Improvement #5: Conversation History Management¶

Problem¶

On high-attempt rules (13+ attempts), accumulated tool call/result pairs push past vLLM's 16K context limit, causing PromptTooLongError. The prompt budget assembler (Improvement #3) controls instruction tokens, but conversation history — SSH commands and their multi-line output — grows unbounded within a rule attempt sequence.
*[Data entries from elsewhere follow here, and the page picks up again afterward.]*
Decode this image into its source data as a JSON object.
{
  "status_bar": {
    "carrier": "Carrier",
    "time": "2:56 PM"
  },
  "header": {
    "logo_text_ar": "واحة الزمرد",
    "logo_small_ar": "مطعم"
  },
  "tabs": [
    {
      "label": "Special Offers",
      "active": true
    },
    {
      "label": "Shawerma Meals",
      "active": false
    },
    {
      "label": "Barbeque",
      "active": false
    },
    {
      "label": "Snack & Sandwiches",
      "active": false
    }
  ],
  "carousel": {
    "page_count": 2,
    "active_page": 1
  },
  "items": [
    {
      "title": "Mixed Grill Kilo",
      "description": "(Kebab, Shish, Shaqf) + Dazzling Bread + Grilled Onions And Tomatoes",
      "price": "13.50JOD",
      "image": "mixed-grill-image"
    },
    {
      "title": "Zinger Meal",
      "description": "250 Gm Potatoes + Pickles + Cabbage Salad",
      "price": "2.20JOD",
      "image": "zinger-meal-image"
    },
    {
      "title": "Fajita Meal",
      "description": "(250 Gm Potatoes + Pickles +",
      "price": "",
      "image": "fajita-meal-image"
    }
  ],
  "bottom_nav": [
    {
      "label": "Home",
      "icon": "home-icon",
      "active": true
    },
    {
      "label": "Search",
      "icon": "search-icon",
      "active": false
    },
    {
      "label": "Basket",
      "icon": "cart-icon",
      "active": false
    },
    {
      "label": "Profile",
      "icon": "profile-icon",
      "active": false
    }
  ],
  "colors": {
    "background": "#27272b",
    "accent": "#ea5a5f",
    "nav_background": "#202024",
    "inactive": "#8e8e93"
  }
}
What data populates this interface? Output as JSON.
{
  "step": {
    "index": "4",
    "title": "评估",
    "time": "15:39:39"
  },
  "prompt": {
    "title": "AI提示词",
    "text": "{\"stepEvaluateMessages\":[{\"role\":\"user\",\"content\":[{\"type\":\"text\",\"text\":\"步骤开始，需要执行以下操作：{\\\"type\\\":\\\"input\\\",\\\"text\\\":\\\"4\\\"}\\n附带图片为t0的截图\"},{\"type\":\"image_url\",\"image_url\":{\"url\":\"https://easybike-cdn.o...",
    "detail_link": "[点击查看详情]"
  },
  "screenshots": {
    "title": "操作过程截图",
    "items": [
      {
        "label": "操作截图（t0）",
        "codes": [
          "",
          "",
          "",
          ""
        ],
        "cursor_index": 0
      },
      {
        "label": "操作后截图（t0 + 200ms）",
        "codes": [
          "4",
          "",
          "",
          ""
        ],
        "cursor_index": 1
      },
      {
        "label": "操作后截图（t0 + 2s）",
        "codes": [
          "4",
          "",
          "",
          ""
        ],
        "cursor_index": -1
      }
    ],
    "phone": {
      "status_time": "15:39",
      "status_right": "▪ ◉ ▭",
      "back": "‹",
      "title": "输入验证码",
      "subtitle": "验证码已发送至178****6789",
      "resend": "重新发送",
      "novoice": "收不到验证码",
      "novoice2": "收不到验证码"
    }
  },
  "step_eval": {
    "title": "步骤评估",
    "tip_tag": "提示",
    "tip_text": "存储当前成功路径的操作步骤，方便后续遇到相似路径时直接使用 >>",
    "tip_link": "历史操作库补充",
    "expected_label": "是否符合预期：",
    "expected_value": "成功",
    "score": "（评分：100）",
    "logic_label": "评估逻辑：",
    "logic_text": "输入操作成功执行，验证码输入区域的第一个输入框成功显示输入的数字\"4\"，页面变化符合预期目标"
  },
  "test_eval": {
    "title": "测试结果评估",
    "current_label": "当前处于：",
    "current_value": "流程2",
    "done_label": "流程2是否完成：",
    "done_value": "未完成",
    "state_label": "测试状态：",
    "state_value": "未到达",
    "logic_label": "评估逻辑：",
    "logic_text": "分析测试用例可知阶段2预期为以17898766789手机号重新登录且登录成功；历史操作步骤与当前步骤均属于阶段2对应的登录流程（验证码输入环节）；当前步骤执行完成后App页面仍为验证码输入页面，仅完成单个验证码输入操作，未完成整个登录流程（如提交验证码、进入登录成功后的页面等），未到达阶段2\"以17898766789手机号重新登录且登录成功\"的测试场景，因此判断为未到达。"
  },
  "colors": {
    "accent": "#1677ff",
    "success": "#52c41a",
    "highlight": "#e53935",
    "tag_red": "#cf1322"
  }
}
8 errors in the second overnight run, all on rules at attempt 11+. install_smartcard_packages hit 5 consecutive context errors in 5 minutes, making attempts 11–16 completely wasted.

Root cause¶

Each worker turn produces a tool call (the SSH command) and a tool result (the command output). Tool results from ssh_apply can be 50–200 tokens (command output, error messages, multi-line config diffs). After 12 turns, the accumulated history can reach 3,000–5,000 tokens — enough to push the total prompt past 16K when combined with the system instruction and the current turn.

Proposed mechanism¶

Sliding window with compression. Before each worker turn:

Count total conversation tokens (system + history + current turn).
If under budget (e.g., 12K of 16K), proceed normally.
If over budget, compress the oldest turns:
Keep the last 3 turns verbatim (the model needs recent context to avoid repeating itself).
Replace earlier turns with a one-line summary: "[Turn 4: ran 'sed -i ...' on /etc/aide.conf — failed, config parse error]"
This is the same distillation pattern as episodic memory, but applied to within-rule conversation.

What this is not¶

This is not about increasing max_model_len — that costs VRAM and doesn't solve the underlying problem of unbounded history growth. It's also not about the prompt assembler, which already works correctly for its scope.

Verification¶

Inject a rule that requires 20+ attempts in a test.
Confirm no PromptTooLongError after turn 15.
Confirm the model can still avoid banned patterns (it has access to the ban list in the instruction, not in conversation history).